The Government has given MG Rover the option of a bridging loan thought to be worth £100m.

The offer comes as MG Rover denies reports it would run out of cash by Friday.

The loan would keep the troubled manufacturer afloat long enough to finalize deals with Shanghai Automotive Industry Corporation.

Government officials are currently in China for talks with SAIC on a £1bn investment in MG Rover.

The Financial Times said discussions had so far proved inconclusive.

UK trade secretary Patricia Hewitt has said that talks between Birmingham-based MG Rover and China's biggest carmaker were the "only hope" for the UK firm.

Rover said it would not comment specifically on its own financial position but it denied that receivers would be appointed on Friday if the bridging loan was not secured.

"Clearly the discussions going on in Shanghai are very important and we will wait for the outcome," said a Rover spokesman.

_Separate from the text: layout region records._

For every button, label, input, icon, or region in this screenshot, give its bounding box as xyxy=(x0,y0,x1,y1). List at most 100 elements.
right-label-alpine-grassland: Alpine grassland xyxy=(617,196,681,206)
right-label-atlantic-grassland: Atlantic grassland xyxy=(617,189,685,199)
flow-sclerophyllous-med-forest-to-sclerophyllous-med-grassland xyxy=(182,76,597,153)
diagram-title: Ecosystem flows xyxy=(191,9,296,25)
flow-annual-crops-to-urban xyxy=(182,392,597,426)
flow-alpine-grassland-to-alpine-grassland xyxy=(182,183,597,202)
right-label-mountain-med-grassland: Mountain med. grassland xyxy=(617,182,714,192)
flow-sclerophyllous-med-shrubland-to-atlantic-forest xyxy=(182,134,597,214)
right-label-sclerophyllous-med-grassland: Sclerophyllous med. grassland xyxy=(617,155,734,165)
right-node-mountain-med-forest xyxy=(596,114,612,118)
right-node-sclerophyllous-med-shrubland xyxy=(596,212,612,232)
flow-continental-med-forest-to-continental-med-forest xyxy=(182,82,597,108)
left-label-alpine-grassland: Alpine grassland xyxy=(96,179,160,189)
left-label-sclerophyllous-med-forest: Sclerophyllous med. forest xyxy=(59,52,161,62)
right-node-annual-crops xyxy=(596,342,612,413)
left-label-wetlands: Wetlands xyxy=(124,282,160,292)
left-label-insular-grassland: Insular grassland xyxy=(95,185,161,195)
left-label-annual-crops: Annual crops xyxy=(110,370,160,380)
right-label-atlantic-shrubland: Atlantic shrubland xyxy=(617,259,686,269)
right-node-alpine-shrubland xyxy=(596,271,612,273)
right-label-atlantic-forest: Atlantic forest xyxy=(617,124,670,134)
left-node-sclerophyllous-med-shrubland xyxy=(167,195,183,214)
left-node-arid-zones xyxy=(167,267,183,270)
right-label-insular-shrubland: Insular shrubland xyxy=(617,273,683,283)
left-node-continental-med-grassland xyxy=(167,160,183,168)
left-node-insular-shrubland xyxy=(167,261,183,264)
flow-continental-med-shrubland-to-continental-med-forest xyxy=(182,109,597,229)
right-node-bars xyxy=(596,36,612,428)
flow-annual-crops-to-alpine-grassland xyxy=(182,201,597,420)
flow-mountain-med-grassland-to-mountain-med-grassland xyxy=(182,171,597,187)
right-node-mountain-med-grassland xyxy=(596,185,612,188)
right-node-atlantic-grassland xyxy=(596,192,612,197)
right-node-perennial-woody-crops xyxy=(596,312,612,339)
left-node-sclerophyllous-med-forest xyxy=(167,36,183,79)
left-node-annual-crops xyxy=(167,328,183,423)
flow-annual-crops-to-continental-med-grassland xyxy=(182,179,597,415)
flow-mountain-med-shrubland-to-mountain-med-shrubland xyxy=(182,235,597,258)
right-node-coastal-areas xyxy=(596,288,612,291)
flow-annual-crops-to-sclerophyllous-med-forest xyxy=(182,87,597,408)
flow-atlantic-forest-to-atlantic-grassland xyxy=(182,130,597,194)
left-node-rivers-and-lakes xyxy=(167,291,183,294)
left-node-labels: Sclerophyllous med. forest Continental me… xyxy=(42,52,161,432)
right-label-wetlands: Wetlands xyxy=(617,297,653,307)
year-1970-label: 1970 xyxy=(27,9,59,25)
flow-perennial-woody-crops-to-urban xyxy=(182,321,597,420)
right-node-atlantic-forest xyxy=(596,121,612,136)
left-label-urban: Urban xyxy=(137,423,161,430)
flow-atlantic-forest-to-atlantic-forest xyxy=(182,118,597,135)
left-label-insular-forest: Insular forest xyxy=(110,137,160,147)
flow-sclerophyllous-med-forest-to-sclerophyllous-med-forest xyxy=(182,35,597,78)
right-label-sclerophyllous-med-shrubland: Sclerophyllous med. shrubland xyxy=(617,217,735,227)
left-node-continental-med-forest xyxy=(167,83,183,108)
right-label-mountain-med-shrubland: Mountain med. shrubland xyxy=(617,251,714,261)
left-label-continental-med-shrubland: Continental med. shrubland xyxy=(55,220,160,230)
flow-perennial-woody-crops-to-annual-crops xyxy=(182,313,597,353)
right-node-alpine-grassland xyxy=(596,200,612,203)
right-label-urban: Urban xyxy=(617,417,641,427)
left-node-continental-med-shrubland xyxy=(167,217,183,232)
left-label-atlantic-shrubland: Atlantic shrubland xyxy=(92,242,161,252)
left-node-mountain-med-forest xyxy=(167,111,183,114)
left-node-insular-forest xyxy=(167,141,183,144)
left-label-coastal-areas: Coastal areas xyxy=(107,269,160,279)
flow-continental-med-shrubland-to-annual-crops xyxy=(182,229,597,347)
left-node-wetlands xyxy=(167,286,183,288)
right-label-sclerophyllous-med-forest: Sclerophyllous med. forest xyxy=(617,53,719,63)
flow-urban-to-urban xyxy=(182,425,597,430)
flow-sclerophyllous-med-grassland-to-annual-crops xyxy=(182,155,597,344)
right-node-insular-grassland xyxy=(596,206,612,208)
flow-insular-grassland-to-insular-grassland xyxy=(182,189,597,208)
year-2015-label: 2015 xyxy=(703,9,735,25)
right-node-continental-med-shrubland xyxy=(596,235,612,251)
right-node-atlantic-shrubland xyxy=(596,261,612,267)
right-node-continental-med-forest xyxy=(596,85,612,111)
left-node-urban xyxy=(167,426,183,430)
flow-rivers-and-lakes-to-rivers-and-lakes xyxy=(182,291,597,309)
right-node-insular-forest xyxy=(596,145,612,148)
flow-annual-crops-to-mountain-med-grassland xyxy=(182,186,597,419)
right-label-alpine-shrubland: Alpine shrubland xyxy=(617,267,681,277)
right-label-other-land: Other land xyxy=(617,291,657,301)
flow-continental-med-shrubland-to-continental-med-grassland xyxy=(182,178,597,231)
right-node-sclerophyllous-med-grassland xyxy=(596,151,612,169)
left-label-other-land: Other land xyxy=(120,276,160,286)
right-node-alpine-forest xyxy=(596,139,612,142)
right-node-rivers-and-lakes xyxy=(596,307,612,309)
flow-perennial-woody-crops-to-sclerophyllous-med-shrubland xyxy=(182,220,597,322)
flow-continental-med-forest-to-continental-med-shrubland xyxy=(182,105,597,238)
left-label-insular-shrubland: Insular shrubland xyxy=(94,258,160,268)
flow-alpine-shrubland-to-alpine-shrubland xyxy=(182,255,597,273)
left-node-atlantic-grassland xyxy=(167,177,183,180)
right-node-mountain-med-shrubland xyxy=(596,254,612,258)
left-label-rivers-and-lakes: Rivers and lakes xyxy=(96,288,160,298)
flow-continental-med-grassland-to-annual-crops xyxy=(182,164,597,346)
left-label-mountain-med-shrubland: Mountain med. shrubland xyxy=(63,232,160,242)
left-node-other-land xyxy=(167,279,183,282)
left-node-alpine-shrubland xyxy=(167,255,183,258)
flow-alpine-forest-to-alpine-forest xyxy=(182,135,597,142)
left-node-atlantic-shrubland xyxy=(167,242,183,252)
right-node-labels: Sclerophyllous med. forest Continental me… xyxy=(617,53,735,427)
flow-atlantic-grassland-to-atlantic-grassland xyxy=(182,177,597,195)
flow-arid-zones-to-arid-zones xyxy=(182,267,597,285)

The Observer newspaper reported on Sunday that an outline deal with SAIC had been ready for weeks but had not been signed because the Chinese firm feared MG Rover could soon go bust, leaving it to shoulder pensions liabilities. It put the shortfall at £400m.

The paper quoted an adviser to SAIC as saying a new loan "may give everyone more time to negotiate the deal" but "if, as seems likely, Rover is close to insolvency, it does not mean the deal will be done".

The Financial Times said the loan had been approved by Prime Minister Tony Blair and Chancellor Gordon Brown, though Department of Trade and Industry officials insisted it had not yet been formally agreed.

Under the proposed deal, the Chinese firm would invest in MG Rover to help it develop new models; in return it would secure rights to Rover's more advanced technology.